嘿,我需要填充数据框的缺失值,然后才能在闪亮的应用程序上运行它们。规则是使用整个数据框的列K-1中的值来填充列K中的缺失值。
实际上我已经想好了怎么做,但我认为我的方法太复杂了。我相信应该有更简单的方法来做。我在这里附加了数据、代码和输出。如果你有更简单的方法,请告诉我。
非常感谢。
data2 = data.frame('population by age' = seq(3, 24, by = 1),
'2008' = c(145391,
140621,
136150,
131944,
127968,
124209,
120650,
117163,
113674,
110207,
106871,
103659,
100398,
97017,
93584,
90240,
86957,
83783,
80756,
77850,
75003,
72226
),
'2009' = c(148566,
143943,
139367,
135083,
131052,
NA,
123628,
120213,
116826,
113381,
109915,
106574,
103346,
100058,
96644,
93175,
NA,
86455,
NA,
80192,
77279,
74422
),
'2010' = c(152330,
147261,
142555,
138172,
134071,
130214,
126559,
123099,
119825,
116538,
113134,
109669,
106320,
103075,
99760,
96312,
92805,
NA,
NA,
82733,
79661,
76739
),
'2011' = c(156630,
151387,
146491,
141905,
137593,
133545,
129737,
126124,
122678,
NA,
116093,
112666,
109174,
105791,
102505,
99159,
95699,
92193,
88759,
85373,
82123,
79065
))
data7 <- data2 %>%
gather(key = year, value = value, -`population.by.age` )%>%
group_by(`population.by.age`) %>%
nest
library(imputeTS)
impute_nas <- function(df, var, fun, ...) {
df[[var]] <- fun(df[[var]], ...)
return(df)
}
imputed <- data7 %>%
mutate(
interpolation = purrr::map(data, impute_nas, var = 'value', fun = imputeTS::na.locf)
) %>%
select(-data) %>%
unnest
imputed <- imputed %>% spread(key = 'year', value = 'value')
as.data.frame(imputed)最好的
发布于 2018-06-20 02:16:28
我可以想出一个使用for循环的快速解决方案如下所示。

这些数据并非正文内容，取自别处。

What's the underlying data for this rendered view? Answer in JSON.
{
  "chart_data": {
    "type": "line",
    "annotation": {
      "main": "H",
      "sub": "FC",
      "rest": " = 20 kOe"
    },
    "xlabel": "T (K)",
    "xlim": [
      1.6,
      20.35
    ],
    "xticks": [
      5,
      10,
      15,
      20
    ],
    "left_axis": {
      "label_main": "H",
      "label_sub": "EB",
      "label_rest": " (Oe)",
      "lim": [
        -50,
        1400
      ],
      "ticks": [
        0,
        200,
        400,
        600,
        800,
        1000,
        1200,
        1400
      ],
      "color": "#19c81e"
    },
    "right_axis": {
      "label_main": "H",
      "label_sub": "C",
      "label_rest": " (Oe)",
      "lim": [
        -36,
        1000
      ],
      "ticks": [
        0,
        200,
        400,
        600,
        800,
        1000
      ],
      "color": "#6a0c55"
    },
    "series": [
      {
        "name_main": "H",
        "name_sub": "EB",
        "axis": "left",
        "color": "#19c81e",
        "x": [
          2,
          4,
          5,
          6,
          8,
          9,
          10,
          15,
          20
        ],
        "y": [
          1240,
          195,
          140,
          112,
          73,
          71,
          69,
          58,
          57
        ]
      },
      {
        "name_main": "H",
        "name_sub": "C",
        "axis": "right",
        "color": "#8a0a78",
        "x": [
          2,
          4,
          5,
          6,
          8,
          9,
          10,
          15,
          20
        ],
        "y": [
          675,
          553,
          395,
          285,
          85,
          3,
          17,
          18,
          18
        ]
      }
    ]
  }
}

当然,不能归因于第一列。
impute_from_previous <- function(ds) {
for (i in 2:length(colnames(ds))) {
rows_missing <- which(is.na(ds[[i]]))
ds[rows_missing, i] <- ds[rows_missing, i - 1]
}
return(ds)
}
data3 <- impute_from_previous(data2)发布于 2018-06-20 02:22:18
一种选择是使用zoo::na.locf的功能用最后一个可用值填充NA。apply函数可以按行传递数据,zoo::na.locf将在这些数据上填充缺少的值。
library(zoo)
cbind(data2[1], t(apply(data2[2:5], 1, zoo::na.locf)))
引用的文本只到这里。